Sent on a classified mission into Uganda, Captain Benjamin Willard, played by Martin Sheen, experiences countless officers and soldiers easily labeled as lunatics. Based off of Joseph Conrad’s book Heart of Darkness, Coppola’s new movie takes the audience on a journey through the treacherous terrain and fighting that occurred while on Willard’s journey up the Congo River. This film is either adored by its fans or loathed by its critics, but there is no in between. Between the camera angles, the intense fighting scenes, and every gory detail, Apocalypse Now is not an easily forgettable piece.
Traveling upriver into Cambodia via Army patrol boat, Willard gets to know his crew through the scenarios they face together, learning lessons along the way. Jay ‘Chef’ Hicks, played by Frederic Forrest, decides he wants to venture outside of the boat to find mangos, so Willard and Chef search for the fruit until the silence and stillness becomes suspicious to Willard. Silence is broken when a giant tiger jumps out of the brush and the two men run screaming all the way back to the boat, learning that unless at their final destination or at a known army base, never get out of the boat. The rest of Willard’s crew included a professional surfer named Lance Johnson, played by Sam Bottoms, the boat’s captain named Chief Phillips, played by Albert Hall, and Tyrone ‘Clean’ Miller, played by Laurence Fishburne. This phenomenal cast takes its audience on an epic adventured into Cambodia to capture a rogue army colonel named Colonel Walter Kurtz, played by Marlin Brando, who has made himself the god of a tribe deep within the foreign country.
Using authentic explosives, Coppola goes all out to depict bombings in the film.
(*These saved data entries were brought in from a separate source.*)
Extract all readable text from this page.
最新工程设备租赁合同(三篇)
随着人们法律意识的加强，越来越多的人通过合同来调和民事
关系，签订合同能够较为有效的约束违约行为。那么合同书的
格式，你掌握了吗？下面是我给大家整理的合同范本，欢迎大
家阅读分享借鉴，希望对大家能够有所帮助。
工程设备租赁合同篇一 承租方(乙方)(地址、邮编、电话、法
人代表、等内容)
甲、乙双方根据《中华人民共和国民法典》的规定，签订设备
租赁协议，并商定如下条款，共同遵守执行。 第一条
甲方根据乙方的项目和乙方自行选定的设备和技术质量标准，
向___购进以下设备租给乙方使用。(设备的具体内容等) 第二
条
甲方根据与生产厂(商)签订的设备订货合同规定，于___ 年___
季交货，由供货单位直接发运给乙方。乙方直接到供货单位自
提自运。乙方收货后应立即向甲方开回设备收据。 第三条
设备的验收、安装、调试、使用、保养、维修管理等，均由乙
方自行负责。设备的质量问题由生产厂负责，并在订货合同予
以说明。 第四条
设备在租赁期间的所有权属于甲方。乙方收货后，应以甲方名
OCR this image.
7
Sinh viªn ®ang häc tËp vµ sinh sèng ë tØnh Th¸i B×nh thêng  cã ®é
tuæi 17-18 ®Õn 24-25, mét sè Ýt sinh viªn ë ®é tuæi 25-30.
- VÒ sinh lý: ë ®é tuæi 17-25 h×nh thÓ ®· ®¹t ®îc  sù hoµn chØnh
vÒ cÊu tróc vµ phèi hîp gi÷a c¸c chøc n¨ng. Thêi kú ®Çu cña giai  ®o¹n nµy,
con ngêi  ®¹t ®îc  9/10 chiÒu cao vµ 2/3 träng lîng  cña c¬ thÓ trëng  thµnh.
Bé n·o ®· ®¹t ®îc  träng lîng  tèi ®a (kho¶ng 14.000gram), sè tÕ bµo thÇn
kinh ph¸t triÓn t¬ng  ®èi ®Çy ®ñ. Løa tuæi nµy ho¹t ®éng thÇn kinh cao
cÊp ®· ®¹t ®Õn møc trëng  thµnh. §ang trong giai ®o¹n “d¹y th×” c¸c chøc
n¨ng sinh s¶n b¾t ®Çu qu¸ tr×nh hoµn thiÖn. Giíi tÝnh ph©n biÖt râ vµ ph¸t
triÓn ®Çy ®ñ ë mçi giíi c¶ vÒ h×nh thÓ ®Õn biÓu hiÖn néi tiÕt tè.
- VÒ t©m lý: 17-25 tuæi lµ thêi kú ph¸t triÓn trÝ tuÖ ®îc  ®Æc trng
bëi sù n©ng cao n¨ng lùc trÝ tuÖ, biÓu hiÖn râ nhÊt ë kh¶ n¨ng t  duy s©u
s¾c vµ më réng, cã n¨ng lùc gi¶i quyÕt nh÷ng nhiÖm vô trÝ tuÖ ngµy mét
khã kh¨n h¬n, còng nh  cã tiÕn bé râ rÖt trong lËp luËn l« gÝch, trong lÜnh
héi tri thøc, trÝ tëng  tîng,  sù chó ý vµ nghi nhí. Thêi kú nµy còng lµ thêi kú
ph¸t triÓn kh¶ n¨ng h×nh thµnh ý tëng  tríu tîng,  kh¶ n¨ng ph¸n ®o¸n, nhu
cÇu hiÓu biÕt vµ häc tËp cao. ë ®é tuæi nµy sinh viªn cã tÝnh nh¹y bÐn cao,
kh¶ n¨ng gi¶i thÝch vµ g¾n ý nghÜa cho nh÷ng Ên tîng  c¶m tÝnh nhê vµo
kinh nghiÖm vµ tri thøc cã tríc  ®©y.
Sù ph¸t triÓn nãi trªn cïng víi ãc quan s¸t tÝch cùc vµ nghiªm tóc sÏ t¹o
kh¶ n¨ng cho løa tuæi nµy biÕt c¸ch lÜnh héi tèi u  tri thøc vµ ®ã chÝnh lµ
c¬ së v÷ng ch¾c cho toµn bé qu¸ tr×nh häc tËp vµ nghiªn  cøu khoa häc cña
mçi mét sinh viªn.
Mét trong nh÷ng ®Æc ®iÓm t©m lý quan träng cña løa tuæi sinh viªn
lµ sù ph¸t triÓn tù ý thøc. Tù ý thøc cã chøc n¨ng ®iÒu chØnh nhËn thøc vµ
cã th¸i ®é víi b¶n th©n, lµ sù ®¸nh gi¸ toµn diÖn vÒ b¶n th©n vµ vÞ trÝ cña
Using a real bull for sacrifice during a tribal ritual, Apocalypse Now works to give the audience the full experience, inducing emotions as some of the boat crewmembers meet their demise via bullets, arrows, and even decapitation. All along the way, Willard is troubled by the army’s demand for the execution Kurtz, as he is a decorated American war hero. The more hardship the crew faces, the more Willard seems to understand why and how Kurtz went insane. Upon his arrival to Kurtz’s “kingdom,” Willard is intrigued by the tribe’s adoration for the colonel, considering the bodies and heads strewn about the floor of the jungle. The adoration is more likely fear than love. The possibly ‘brainwashed’ tribe worships Kurtz to avoid his temper and rage that could result in their death. The interactions between Kurtz and his people leaves the audience curious as to whether they worship him out of love for their provider or fear for their lives. Coppola’s well-executed film compares to no other war movie and is an enthralling story meant to be shared.